Roy joins Fine Arts department as an instructor. His work at the time is based on American genre paintings, with recognizable subject matter, but the form is Cubist with Expressionist overtones.

1948-1949
Roy produces pastels, oils, and drawings. Subjects include musicians and landscapes. Begins using fairy tales as subjects, and includes references to "Beauty and the Beast" and Lewis Carroll's Alice's Adventures in Wonderland.

1949
Marriage with Isabel Wilson (whom he had met earlier at the Ten-Thirty Gallery in Cleveland, where she is co-director).

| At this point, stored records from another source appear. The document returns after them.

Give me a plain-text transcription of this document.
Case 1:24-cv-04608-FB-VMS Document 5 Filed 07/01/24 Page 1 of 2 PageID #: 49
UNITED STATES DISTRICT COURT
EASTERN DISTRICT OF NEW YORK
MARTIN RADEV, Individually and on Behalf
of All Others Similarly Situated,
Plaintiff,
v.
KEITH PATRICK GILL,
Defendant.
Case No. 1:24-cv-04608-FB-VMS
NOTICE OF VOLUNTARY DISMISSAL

Roy works at various jobs, most lasting about six months each, including: teaching drawing at the Cooper School, a commercial-art school; working as an engineering draftsman at Republic Steel; decorating display windows part-time at Halle's Department Store; drawing black-and-white dials for Hickok Electrical Instrument Company; making project models at an architecture firm.

1951
First solo exhibition in Manhattan

1956
Roy Lichtenstein creates a lithograph called Ten Dollar Bill, his first proto-Pop work, in an edition of 25.

1961
paints Look Mickey, the first painting in which he directly appropriates a cartoon or a panel from a comic strip. It contains his first use of Benday dots (applied with a plastic-bristle dog-grooming brush dipped in oil paint) and his first use of a dialogue balloon, as well as obvious pencil marks.
Begins to stencil dots onto canvas using a roller to distribute paint over a handmade metal screen and then a small scrub brush to push paint through.

1964
Life magazine publishes an article on Roy Lichtenstein, asking "Is he the worst artist in America?"
Roy replaces store-bought metal screens (to apply dots) with paper screens-which he has made especially for him-and uses them exclusively from then on.

1965
Roy divorced from Isabel, who receives custody of the children.

1974
Lichtenstein begins to paint his first works influenced by Italian Futurism. Begins using metallic colors and mixing sand with paint to highlight surface texture.

1979
Begins German Expressionist-inspired works based on paintings and woodcuts by artists such as Erich Heckel, Franz Marc, and Karl Schmidt-Rottluff. (less known...)

1997, September 29.
Roy Lichtenstein dies at New York University Medical Center in Manhattan from complications due to pneumonia.